NPM is more interesting than Node.

Publishing small modules that have version numbers is important. It helps to distribute maintenance and responsibility. Everybody owns their own chunk. If you have a feature you want in another module, just write your own module with that feature and depend on the original module. In that way, you become the owner of that module.

$ npm install
$ npm start
$ npm test

These three commands should be used in every node module. No coffee, no grunt, no whatever. Just stick to these simple ways of doing it.

GitHub has enabled npm and node. There is usually a one-to-one relation to node-modules and GitHub repos.

Have their own federated schooling system. Node School is a school that runs offline on your command line. It teaches you all kinds of awesome stuff.

Module system allows for dissenting opinions to coexist. This diversity is good and healthy.

May the best fork win.

If you don't like it, fork it. You don't have to agree. Just implement your feature on a fork. This is a non-blocking work-flow.

An API is intuitive if the methods tell you what it is and what they do. If you do it right, your dependents on npm go up. Don't call your modules intuitive, let other people do that. You don't need to market things that are good. They'll just become part of everybody's project.

The Open World

Ogden then showed a great chart that diagrammed all the components needed to have something be truly open. This led to identifying some 'Frontiers of Openness', or areas of humanity where there is still a lot left to be desired in terms of keeping it open.

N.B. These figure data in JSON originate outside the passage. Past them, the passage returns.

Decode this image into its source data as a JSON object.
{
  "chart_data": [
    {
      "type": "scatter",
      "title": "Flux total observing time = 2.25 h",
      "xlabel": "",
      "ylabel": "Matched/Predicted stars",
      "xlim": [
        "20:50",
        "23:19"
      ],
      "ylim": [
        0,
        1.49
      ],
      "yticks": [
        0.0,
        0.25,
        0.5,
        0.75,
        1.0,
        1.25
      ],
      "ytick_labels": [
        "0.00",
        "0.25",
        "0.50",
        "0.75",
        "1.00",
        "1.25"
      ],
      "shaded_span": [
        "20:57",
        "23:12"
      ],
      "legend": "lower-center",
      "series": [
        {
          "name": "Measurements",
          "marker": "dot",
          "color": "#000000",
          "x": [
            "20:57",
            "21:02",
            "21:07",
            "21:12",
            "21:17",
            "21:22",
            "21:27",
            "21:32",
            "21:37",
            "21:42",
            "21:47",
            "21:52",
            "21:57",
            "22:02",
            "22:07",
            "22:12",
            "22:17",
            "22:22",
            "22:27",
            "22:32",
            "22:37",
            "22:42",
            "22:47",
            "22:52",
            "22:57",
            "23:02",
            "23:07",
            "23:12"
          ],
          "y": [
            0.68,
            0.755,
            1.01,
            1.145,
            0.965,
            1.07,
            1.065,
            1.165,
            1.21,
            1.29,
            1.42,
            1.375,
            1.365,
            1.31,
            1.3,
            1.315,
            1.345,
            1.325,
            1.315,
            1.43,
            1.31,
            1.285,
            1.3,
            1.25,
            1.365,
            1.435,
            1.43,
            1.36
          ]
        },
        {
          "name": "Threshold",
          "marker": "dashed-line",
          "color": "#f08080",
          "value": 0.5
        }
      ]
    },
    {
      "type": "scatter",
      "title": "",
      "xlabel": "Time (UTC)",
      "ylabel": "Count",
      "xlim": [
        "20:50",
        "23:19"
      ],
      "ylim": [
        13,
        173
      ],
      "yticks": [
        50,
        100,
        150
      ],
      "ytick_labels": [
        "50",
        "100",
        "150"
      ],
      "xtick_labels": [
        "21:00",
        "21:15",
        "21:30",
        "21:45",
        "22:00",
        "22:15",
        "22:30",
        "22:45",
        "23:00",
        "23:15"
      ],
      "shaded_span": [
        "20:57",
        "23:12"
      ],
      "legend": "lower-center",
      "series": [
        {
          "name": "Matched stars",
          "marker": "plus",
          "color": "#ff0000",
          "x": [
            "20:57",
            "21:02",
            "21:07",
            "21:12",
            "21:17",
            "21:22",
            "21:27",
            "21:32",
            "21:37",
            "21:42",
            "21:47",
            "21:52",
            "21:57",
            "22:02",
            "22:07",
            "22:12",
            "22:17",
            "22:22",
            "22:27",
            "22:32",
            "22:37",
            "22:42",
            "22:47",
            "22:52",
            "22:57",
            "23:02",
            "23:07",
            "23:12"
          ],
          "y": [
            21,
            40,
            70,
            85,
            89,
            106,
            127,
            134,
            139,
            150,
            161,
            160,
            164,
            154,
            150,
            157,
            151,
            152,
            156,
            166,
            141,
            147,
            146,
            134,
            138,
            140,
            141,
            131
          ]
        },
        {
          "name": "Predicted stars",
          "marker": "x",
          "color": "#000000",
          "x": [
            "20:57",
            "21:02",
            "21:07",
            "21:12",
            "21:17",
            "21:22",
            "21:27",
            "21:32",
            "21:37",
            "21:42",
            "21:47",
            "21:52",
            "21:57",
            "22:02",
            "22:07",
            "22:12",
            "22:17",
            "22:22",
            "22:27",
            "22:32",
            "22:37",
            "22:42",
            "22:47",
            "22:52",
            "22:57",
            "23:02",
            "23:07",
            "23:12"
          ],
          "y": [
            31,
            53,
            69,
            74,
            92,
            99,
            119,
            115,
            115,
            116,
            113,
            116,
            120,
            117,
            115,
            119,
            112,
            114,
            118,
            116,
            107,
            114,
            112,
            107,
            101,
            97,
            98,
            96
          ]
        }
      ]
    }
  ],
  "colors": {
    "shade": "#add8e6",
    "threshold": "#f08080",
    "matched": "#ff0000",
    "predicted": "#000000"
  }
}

Open Science: doing fairly well, but needs content freedom. Just look at Aaron Schwartz.

Open Data: been around long enough that there are a myriad of ways to do it. None of them have really taken off, but there has been a lot of success there.

Open Government: People aren't even sure if this is a good idea yet. It's very early. Local government is a way to get around the mistrust of federal government. Talked about Code for America, and Textizen along with lots of other startups who are working to make open government a reality.

People should bravely leave their silos and go help the fight of the frontier. Work together to make everything more transparent and open.